参加した埼玉県のお母さんが言うには、「秋田にはこれだけの魅力的な自然がある。こうしたイベントに参加しないのはもったいない。」
ということであった。
首都圏まして近くに自然といえば公園ぐらいしかない所に住む方にとってはまわりがこれほどの自然に恵まれていることはまさに宝の山に見えたようだ。

さて、今回でもって今年度の体験塾の活動は終了となる。
今年度は、1回がクマの影響で中止のため、9回の活動となった。
9回で参加した親子は、285人。
過去5年間の参加者数を調べてみた。
以下となる。( )内は回数。
2021年度(10回) 126人
2022年度(10回) 138人
2023年度( 9回) 137人
2024年度(10回)  215人
2025年度( 9回) 285人

2021年度から2023年度は、コロナ禍のためまた周知が十分とは言えななかったため、少なかったかもしれない。

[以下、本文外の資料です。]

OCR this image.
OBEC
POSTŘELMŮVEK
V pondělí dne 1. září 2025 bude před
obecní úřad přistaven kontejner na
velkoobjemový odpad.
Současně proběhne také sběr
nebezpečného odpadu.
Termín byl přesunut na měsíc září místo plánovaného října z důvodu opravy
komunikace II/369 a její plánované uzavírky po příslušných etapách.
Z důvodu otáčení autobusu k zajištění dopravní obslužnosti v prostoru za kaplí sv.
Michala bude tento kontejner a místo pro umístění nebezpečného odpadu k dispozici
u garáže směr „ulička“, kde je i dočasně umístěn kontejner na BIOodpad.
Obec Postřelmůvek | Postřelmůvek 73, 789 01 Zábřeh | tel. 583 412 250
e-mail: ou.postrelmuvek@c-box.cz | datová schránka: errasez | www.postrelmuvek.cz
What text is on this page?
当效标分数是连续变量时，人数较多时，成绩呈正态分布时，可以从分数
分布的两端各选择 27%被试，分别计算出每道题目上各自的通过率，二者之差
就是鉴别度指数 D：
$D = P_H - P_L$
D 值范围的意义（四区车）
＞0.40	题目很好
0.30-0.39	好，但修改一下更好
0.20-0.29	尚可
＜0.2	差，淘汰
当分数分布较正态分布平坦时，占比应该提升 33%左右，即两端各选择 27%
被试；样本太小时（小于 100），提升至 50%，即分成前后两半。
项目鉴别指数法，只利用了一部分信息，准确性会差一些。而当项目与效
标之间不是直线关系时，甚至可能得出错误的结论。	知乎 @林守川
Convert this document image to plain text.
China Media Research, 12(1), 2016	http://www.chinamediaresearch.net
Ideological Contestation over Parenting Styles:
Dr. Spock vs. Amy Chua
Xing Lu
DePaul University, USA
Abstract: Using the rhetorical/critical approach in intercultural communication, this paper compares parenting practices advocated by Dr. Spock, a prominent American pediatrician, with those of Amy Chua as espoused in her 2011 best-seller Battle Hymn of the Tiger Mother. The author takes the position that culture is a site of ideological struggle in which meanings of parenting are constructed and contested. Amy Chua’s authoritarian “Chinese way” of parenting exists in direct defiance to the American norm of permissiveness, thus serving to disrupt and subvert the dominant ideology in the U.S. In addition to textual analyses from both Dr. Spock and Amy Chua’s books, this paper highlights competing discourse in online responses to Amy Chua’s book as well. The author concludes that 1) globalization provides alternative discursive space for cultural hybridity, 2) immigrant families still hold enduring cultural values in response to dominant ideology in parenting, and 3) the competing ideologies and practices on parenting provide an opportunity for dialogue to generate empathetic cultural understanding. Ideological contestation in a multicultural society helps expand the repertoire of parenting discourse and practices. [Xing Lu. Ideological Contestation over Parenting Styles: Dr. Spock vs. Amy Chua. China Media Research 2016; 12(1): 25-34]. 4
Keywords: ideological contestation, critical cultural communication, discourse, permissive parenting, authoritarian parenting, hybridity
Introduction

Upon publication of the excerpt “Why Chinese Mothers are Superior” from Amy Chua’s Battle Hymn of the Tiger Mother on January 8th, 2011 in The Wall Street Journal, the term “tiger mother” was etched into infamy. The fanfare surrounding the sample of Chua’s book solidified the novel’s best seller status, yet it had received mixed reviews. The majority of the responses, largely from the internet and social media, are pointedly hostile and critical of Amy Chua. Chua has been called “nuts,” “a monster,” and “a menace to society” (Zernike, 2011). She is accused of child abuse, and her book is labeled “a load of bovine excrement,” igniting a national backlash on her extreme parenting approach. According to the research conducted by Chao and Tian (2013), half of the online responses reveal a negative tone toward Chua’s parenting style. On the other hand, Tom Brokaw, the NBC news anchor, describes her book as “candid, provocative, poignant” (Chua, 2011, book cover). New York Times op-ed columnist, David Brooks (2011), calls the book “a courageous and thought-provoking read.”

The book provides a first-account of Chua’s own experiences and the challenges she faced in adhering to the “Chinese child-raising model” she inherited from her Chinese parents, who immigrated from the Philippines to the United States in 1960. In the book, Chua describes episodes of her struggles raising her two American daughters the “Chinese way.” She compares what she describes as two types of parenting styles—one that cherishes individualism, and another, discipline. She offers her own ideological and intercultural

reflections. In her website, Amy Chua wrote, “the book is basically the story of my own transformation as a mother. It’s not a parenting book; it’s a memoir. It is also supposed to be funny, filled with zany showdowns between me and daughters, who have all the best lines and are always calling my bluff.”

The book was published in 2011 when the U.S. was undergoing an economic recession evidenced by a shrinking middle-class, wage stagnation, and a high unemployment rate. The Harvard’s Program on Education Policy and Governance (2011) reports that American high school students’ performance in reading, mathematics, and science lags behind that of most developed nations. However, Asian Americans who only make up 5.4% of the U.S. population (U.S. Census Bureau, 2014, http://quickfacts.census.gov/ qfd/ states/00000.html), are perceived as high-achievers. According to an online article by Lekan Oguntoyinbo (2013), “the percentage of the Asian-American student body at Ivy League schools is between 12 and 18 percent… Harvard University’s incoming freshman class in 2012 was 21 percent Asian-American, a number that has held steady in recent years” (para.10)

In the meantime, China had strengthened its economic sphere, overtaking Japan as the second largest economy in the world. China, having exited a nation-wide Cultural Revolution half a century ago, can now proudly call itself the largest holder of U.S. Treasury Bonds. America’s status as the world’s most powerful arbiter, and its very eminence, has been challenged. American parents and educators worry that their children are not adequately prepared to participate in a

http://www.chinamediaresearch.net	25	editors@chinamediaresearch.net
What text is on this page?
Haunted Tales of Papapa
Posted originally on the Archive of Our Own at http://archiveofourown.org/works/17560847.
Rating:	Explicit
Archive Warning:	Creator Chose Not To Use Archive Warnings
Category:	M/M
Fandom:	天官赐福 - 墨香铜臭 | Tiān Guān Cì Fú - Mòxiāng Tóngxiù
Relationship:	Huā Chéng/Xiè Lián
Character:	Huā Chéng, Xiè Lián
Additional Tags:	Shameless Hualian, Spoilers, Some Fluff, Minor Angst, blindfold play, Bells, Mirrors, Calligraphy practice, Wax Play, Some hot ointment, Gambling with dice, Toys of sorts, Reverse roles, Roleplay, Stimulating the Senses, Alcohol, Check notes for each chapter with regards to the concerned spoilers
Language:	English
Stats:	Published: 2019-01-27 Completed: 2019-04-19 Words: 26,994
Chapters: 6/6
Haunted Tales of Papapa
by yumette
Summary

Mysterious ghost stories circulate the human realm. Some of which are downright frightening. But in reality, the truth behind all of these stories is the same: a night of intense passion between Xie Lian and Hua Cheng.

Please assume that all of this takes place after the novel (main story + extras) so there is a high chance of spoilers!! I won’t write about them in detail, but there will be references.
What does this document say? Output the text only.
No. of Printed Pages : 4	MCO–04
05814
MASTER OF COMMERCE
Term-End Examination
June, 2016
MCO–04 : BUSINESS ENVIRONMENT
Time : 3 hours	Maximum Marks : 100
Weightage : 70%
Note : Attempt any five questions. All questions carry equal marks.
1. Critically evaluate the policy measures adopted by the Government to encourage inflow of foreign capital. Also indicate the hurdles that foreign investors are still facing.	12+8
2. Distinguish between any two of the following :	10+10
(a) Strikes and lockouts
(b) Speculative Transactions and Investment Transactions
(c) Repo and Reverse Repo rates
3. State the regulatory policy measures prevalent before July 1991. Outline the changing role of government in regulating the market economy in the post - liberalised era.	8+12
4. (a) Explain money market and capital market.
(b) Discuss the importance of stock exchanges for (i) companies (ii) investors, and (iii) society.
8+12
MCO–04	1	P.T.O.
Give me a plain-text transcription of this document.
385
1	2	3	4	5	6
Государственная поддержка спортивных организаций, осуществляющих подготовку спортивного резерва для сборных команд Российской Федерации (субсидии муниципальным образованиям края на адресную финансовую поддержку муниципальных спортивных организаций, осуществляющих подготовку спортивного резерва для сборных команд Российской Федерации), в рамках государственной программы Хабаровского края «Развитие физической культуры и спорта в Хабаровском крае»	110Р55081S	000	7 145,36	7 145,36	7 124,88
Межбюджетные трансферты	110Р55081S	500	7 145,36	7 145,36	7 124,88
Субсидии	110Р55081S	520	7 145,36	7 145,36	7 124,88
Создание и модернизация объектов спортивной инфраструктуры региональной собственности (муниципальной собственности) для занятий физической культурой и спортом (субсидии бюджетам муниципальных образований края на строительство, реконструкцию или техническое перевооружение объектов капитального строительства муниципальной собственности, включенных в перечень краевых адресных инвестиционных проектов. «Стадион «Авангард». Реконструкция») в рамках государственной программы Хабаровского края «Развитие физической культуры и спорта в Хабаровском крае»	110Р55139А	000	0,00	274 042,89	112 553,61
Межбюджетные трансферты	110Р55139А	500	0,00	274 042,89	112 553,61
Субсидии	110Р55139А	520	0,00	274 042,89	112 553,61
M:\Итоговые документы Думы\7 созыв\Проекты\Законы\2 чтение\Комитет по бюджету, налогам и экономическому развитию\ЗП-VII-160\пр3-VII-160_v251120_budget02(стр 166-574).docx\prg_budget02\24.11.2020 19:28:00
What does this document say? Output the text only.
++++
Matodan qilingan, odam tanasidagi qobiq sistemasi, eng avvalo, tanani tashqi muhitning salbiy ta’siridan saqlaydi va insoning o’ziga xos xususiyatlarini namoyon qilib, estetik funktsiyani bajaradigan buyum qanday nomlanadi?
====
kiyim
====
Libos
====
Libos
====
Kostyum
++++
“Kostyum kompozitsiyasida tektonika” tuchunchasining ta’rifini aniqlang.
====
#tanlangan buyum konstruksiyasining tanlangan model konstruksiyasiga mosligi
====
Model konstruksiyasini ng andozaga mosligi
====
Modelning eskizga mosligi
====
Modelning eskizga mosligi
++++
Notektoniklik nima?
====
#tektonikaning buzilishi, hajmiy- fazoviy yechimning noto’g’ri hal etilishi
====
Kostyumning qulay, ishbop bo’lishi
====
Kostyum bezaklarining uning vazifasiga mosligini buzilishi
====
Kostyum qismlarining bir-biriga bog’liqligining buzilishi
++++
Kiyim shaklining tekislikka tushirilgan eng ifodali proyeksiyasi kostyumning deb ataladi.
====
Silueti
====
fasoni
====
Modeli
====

それでも年度を重ねるにつけ、順調に増えていることがわかる。
ありがたいことだ。
また、2021年から3年間ぐらいはフィールドの選定も模索状態であったが、2024年度からはフィールドが決まりつつある。
フィールドは、いわゆる観光地ではなくさりとて遠い大自然でもない。
身近な里山景観のあるフィールドがほとんどだ。
これは、身近な所には、魅力的な自然があることだ。
その中で五感を使って遊んだり学んだりすることによって親子とも人として成長できるという願いが込められている。
体験塾を始めた当初は、その願いは本当かどうか不安こともあったが、5年目に入ると確信に変わりつつある。
活動に参加している子の成長を見たり保護者からの言葉を聞いたりしていることからそれは証明されている。
夏には、1泊2日のスケジュールで、1日目は秋田駒ヶ岳や栗駒山に登る。
こちらは、補助の関係で横手市内の小学生限定だが毎回大人気である。
また、参加条件も親子が原則だが、小学校3年生以上なら子どもだけでも良いと中学生ももちろんOKである。
参加費は、親も子も一人500円。
これは、ほとんど保険代に充てられる。
保護者に負担をかけないようにという趣旨だが、これは一貫して守っている。
体験塾の周知方法だが、2023年度から市報よこてや4月の始めに横手市内の全小学生に年間計画がわたる。
だから、おそらく横手市内の小学生や保護者ならば体験塾の存在は知っているはずだ。
これには、苦い思い出があった。
2年目のことだったろうか、秋田駒ヶ岳に子どもたちに登っていた時のこと。
私たちが引率するたくさんの子どもたちを見て途中で会った親子から「何の集まりですか?」と聞かれた。
話をするとその聞いてきた親は、横手市内の方だという。
それで聞いてみた。
「釣りキチ三平の里自然体験塾は知らないのですか?」
と。
すぐにその親が答えた。
「へ~、そんなのがあるのですね。」
と。
この時はショックだった。
たまに市報や地元の新聞にも取り上げられていてもこの程度だ。
しかも秋田駒ヶ岳に来る親子のことだ。
企画に興味がないはずはない。
こんなこともあって、まずは春先に全小学生に渡してもらうことにした。
おかげで、4月から8月ぐらいまでは毎回たくさんの親子が参加するようになった。
あとは、秋から冬にかけての参加者の確保が課題だ。
それこそ、今回のスノーシューを履いての冬の企画だが、季節柄、風邪やインフルエンザなどの病気に悩まされることが多い。
まして、寒い季節だ。
それなのにわざわざ野外に出て野山を歩くなんてと思うのも仕方がないことなのかもしれない。
それでも楽しいのだ。
参加した子どものイキイキした表情や活動を終えてからの子どもが「また、来月も参加します!」と話してくれる姿は何よりも励みとなる。
4月からは、6年目の活動に入る。
年度を重ねるにつれて見える景色も変わってきた。
間違いなくそれは、身近な自然の魅力そして子どもたちの成長していく姿に触れる喜びである。